China factory activity rises slightly, ending eight-month decline
China’s factory activity edged up in December, official data showed on Wednesday, offering a rare positive note at the end of an otherwise subdued year for the world’s second-largest economy.
The manufacturing purchasing managers’ index, a key gauge of industrial health, rose to 50.1 in December, according to the National Bureau of Statistics. The reading moved just above the 50-point threshold that separates expansion from contraction, marking the first positive figure since March.
The outcome was stronger than expected, exceeding a Bloomberg survey forecast that had predicted the index would remain at 49.2. The non-manufacturing PMI also improved, rising to 50.2 in December after slipping to 49.5 the previous month, returning that sector to expansion territory.

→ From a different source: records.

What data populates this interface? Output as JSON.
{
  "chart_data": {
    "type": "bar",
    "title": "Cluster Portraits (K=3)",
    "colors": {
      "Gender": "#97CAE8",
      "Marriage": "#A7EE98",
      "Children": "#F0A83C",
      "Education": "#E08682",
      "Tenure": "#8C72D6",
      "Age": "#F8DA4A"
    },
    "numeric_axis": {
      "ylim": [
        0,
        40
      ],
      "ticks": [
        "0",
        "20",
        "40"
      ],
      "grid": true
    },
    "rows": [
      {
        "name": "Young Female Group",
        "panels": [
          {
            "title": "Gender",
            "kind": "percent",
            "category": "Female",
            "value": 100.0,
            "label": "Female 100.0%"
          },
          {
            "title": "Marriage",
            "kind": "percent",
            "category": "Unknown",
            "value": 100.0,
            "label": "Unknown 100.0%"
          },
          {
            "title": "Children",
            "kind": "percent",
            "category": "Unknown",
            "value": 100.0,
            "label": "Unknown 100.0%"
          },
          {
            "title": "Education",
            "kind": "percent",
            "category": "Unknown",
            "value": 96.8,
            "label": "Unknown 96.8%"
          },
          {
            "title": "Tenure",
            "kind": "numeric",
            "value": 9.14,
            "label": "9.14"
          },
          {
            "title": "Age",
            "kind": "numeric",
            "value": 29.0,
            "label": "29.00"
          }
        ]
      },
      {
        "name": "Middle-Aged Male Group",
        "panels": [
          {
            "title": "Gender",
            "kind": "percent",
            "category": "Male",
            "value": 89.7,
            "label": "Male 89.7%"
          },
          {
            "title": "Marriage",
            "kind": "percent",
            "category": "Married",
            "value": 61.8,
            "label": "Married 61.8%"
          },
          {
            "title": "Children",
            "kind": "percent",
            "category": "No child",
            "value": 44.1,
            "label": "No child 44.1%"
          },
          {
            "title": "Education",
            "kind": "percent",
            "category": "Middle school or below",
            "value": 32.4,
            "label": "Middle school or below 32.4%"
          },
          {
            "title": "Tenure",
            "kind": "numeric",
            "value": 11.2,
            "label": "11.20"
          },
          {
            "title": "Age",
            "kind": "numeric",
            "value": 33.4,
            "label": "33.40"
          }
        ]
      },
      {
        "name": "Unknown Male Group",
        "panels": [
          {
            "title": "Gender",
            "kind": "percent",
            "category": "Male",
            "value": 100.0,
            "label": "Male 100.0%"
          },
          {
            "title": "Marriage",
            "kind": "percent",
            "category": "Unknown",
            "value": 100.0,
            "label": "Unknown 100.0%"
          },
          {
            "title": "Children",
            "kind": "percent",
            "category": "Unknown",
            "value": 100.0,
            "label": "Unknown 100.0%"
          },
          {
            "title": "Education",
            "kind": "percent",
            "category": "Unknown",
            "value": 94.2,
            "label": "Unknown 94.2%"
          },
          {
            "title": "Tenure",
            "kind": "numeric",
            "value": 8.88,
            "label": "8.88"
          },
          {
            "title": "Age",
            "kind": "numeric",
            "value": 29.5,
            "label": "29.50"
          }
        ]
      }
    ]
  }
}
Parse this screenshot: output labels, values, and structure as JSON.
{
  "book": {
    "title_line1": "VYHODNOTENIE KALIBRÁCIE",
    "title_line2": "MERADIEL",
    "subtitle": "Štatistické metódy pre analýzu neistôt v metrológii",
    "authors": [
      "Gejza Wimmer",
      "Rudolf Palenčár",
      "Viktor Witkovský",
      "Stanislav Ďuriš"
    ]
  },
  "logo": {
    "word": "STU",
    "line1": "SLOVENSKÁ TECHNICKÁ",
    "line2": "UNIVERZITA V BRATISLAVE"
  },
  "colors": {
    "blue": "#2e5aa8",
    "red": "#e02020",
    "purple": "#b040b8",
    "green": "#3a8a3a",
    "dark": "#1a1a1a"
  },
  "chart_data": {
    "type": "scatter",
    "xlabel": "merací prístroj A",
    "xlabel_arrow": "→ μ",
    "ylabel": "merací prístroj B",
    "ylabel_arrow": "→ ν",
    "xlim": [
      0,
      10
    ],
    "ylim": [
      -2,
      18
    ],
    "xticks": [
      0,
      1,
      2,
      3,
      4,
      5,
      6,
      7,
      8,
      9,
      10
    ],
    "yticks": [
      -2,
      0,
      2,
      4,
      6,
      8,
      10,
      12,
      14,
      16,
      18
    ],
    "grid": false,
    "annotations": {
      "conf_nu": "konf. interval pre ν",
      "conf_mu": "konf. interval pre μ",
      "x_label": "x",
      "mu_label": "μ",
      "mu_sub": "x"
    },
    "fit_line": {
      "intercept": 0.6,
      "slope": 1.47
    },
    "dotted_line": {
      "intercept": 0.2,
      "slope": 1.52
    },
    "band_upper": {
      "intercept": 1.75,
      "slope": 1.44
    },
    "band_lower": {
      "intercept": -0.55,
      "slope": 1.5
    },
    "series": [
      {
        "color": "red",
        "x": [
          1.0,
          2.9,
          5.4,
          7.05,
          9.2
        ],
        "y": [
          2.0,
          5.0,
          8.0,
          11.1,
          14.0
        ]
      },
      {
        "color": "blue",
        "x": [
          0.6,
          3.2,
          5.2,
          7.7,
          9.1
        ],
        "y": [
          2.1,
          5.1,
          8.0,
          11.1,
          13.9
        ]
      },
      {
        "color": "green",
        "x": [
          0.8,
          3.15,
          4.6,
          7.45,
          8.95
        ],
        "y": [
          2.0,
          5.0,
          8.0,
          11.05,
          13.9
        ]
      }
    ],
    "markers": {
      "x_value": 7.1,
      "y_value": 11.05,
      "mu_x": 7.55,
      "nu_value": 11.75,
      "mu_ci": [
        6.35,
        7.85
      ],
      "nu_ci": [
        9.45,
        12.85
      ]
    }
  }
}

An NBS statistician said the data showed an overall improvement in economic activity, offering some encouragement to policymakers in Beijing as they confront persistent domestic challenges.
China’s growth has been weighed down by cautious consumer spending linked to a prolonged property-sector debt crisis. Retail sales growth in November slowed to its weakest pace in nearly three years, highlighting the depth of consumer concerns.
Reviving demand has become a top policy priority. Authorities announced this week that 62.5 billion yuan, or about $8.9 billion, in new funding would be allocated to an existing consumer goods trade-in programme in the coming year. The subsidies will apply to items such as household appliances, vehicles and computers.
Analysts cautioned that the improvement may be limited. Capital Economics said the PMI data suggested only a partial rebound in investment and construction activity, while the service sector remained weak and manufacturing growth continued to rely heavily on exports.
Structural challenges from the property downturn and industrial overcapacity are expected to persist into 2026, the firm added.